Washington – The video is surprisingly realistic, with bikini-covered women doing street interviews and eliciting obscene comments, but they are completely fake, produced by artificial intelligence (AI) tools, and are increasingly used to flood social media with sexist content.
Such AI slops – mass-produced content created by inexpensive AI tools that turn simple text prompts into surreal visuals often own real posts, blurring the line between fiction and reality.
This trend has exposed the AI influencer cottage industry with minimal effort, often driven by platform incentive programs that financially reward viral content.
The horde of AI clips loaded with humor in the locker room is intended to show a quick look at female interviewers on the streets of India and England.
AFP fact checkers have traced hundreds of such videos on many Instagrams in Hindi. Sexual remarks – sometimes even grabbing women – crowds of men laugh and laugh in the background.
Many videos have won tens of millions of views. And it monetized its traction even further by promoting an adult chat app to “make new female friends.”
The manufactured clips were so realistic that some users of the comments questioned whether the women in the spotlight were real.
Samples of these videos, analyzed by US cybersecurity company GetReal Security, showed that they were created using Google's VEO 3 AI generator, known for Hyper-Realistic Visuals.
“The misogyny that was normally hidden in locker room chats and groups is now dressed as an AI visual.” Nirali Bhatia, an India-based cyber psychologist, told AFP.
“This is part of the harms of gender through AI,” she said, adding that the trend is “promoting sexism.”

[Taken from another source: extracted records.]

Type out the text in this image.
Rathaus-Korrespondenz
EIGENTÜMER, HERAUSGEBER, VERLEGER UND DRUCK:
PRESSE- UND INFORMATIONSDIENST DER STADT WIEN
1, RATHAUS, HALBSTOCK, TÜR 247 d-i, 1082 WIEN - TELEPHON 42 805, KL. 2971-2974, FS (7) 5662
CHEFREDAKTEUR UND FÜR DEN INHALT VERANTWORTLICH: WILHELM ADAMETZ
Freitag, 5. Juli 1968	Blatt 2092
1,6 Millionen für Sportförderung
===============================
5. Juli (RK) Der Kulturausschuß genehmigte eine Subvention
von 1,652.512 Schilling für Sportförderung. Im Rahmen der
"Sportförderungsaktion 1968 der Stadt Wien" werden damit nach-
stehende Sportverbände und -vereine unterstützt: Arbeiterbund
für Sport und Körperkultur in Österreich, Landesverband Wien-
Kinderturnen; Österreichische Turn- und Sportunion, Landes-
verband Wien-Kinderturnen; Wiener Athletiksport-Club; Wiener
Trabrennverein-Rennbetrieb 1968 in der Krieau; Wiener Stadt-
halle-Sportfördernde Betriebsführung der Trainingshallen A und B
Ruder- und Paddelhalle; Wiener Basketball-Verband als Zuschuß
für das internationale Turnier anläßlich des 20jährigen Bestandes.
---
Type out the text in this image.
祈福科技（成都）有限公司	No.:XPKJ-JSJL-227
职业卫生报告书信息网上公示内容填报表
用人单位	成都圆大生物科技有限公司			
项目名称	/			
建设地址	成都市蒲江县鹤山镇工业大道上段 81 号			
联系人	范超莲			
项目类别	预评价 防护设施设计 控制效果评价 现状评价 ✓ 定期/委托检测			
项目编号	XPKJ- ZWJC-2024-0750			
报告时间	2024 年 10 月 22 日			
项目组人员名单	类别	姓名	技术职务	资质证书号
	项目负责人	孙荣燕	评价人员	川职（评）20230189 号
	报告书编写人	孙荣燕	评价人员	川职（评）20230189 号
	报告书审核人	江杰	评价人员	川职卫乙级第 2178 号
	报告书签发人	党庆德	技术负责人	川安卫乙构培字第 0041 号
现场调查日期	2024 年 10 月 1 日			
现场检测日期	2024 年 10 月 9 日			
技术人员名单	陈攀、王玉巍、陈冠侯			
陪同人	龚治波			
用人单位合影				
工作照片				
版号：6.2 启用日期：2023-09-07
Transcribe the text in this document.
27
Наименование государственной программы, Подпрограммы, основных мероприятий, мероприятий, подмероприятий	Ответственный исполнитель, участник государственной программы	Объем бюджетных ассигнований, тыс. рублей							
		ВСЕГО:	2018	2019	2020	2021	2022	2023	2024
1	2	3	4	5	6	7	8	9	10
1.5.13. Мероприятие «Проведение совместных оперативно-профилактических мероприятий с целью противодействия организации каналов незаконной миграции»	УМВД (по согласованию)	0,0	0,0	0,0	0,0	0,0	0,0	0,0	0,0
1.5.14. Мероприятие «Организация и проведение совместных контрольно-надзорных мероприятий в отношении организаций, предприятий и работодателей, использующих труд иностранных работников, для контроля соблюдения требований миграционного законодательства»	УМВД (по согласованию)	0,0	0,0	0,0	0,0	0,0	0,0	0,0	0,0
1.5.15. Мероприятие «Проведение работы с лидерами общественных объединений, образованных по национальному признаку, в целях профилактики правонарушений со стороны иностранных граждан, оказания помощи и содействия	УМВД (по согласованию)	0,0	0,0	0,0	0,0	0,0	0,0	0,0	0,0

This trend provides a window into the internet landscape. Now, AI-generated memes, videos and images are competing even more captivatingly with real content.
“The content generated by AI slops and all sorts of unsigned AI slowly shatters away any small trust left in visual content,” GetReal Security's Emmanuelle Saliba told AFP.
The most viral misogynistic content often relies on shocking values. This states that clips on Instagram and Tiktok were generated by Wired Magazine using VEO 3 to portray Black women as big, feet-filled primates.
One popular Tiktok account video meditatively lists what the so-called gold drilling “Girls Gone Wild” does for money.
The woman is also a feed to torment AI-driven ClickBait, and AFP fact checkers track a viral video of a fake marine trainer named “Jessica Radcliffe” and are fatally attacked by ORCA at a live show in the water park.
The produced footage spread rapidly across platforms such as Tiktok, Facebook and X, sparking global rage from users who believe women are real.
2024Alexios Mantzarlis, director of Cornell Tech's Security, Trust and Safety Initiatives, discovered 900 Instagram accounts of AI-generated “models.”
These thirst traps cumulatively attracted 13 million followers, posted over 200,000 images, and monetized reach by redirecting viewers to commercial content sharing platforms.
“The numbers are much bigger now,” Mantzarlis told AFP, as AI Fakery is growing online.
“Expect more nonsense content that utilizes body standards that are not only unrealistic, but also literally unrealistic,” he added.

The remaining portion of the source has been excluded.